Automóvel Bruxelas aprova compra da Opel pela Peugeot-Citroën

Bruxelas aprova compra da Opel pela Peugeot-Citroën

A Comissão disse não ter detectado questões passíveis de limitar a concorrência nos mercados relevantes, dando seguimento ao negócio de 2.200 milhões de euros entre a GM e a Peugeot-Citroën.
Bruxelas aprova compra da Opel pela Peugeot-Citroën
Paulo Zacarias Gomes 05 de julho de 2017 às 16:49
A Comissão Europeia deu luz verde incondicional para a compra do negócio da GM na Europa por parte da PSA - Peugeot Citroën, uma aquisição avaliada em 2.200 milhões de euros.

"A Comissão concluiu que a transacção não levantará preocupações de concorrência nos mercados relevantes," refere o executivo comunitário em comunicado enviado esta quarta-feira, 5 de Julho. 

Com a operação, a PSA (liderada por Carlos Tavares, na foto) compra os activos e as participações atribuíveis à Opel e adquire o controlo da marca.

Os títulos da Peugeot recuam 1,38% em Paris, para 17,88 euros, ao passo que os da General Motors cotam em 35,03 dólares, numa queda de 1,5%.

A Comissão analisou o mercado de veículos ligeiros e comerciais a nível europeu e nacional e a sobreposição nas redes grossista e de retalho, tendo aferido que no fabrico e venda de veículos motorizados a quota de mercado das duas empresas combinadas é relativamente pequena nos mercados apreciados e que a junção Opel/Peugeot vai continuar a ter forte concorrência de fabricantes como Renault, Volkswagen ou Ford. 

Só em dois mercados - Portugal e Estónia - a quota de mercado dos comerciais ligeiros supera os 40%, mas a fusão significa uma subida de menos de 5% na quota total. 

No que diz respeito à actividade grossista e de retalho, Bruxelas afasta a possibilidade de efeito prejudicial, uma vez que a PSA e a Opel usam canais de escoamento diferentes.

Peugeot, Citroën, DS, Opel e Vauxhall são as marcas que agora se juntam na mesma empresa com esta operação.
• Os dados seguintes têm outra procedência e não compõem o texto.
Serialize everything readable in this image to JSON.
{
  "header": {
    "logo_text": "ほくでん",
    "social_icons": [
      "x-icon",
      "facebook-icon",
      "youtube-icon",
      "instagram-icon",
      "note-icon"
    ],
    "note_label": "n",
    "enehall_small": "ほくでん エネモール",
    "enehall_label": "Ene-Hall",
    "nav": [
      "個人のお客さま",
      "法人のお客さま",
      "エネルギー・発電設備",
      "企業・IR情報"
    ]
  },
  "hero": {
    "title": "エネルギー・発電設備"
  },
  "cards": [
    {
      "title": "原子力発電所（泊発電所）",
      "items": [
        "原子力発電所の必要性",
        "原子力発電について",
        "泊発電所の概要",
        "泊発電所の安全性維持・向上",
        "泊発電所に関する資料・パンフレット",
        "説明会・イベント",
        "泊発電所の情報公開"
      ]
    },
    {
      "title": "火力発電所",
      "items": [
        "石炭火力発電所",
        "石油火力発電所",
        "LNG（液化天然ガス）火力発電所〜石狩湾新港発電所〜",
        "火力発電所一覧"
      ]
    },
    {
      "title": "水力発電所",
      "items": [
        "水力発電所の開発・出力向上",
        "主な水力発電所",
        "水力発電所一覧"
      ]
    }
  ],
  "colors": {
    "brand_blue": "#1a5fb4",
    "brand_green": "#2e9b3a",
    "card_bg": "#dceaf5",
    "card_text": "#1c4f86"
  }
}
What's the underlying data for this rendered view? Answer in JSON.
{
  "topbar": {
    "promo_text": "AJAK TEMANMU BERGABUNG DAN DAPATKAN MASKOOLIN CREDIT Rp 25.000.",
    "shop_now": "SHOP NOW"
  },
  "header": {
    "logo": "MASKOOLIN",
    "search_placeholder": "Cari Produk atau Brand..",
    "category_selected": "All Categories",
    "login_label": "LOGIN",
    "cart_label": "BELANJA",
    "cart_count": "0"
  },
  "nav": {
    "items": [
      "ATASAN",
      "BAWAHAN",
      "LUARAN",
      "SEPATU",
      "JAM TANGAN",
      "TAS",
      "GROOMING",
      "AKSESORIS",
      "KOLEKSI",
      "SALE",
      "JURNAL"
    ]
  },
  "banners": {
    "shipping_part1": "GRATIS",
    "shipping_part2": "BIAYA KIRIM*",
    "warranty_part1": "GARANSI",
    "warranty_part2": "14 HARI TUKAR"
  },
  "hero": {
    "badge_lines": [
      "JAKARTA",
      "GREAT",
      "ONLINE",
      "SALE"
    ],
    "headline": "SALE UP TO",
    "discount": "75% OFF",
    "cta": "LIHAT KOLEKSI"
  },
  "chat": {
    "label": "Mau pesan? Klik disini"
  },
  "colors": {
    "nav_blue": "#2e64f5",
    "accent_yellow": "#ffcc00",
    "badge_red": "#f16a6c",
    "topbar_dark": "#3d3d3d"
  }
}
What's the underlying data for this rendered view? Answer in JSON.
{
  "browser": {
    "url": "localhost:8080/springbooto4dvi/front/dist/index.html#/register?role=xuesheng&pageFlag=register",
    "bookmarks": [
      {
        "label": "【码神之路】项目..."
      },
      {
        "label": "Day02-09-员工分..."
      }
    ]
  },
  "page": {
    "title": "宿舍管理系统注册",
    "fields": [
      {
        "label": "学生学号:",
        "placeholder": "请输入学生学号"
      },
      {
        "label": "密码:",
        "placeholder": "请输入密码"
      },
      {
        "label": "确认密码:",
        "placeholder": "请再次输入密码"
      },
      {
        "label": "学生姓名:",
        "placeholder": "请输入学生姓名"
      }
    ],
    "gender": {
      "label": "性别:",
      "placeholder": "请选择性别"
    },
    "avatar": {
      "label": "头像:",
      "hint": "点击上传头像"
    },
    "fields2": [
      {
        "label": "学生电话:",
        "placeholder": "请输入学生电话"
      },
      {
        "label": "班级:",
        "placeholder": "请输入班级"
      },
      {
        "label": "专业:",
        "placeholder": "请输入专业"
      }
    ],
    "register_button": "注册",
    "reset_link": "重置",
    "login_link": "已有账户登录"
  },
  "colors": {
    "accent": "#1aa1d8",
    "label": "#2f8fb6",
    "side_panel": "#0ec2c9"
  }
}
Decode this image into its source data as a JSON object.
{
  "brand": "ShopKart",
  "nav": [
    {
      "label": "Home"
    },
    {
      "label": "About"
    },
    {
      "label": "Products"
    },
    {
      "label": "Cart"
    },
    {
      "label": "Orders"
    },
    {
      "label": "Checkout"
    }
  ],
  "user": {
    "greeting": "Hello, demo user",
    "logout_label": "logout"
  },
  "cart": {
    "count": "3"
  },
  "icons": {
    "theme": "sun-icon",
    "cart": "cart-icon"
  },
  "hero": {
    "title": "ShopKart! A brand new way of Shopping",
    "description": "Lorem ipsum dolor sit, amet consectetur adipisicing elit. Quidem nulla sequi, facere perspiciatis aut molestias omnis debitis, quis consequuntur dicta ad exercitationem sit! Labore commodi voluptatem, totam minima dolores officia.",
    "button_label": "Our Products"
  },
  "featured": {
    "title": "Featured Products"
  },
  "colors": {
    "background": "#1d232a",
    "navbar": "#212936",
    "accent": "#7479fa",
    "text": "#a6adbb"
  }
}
A operação foi anunciada oficialmente a 6 de Março e notificada à comissão a 30 de Maio passado. A compra cria o segundo maior grupo automóvel da Europa, com uma quota de mercado de 17%: juntas, as marcas de ambos os grupos venderam 17.700 milhões de euros no ano passado.

Na altura em que anunciaram a junção de negócios, as empresas estimaram uma economia de escalas e sinergias avaliadas em 1.700 milhões de euros até 2026, atingindo uma margem de lucro de 6% até 2026 e gerar um "cash flow" operacional positivo até 2020.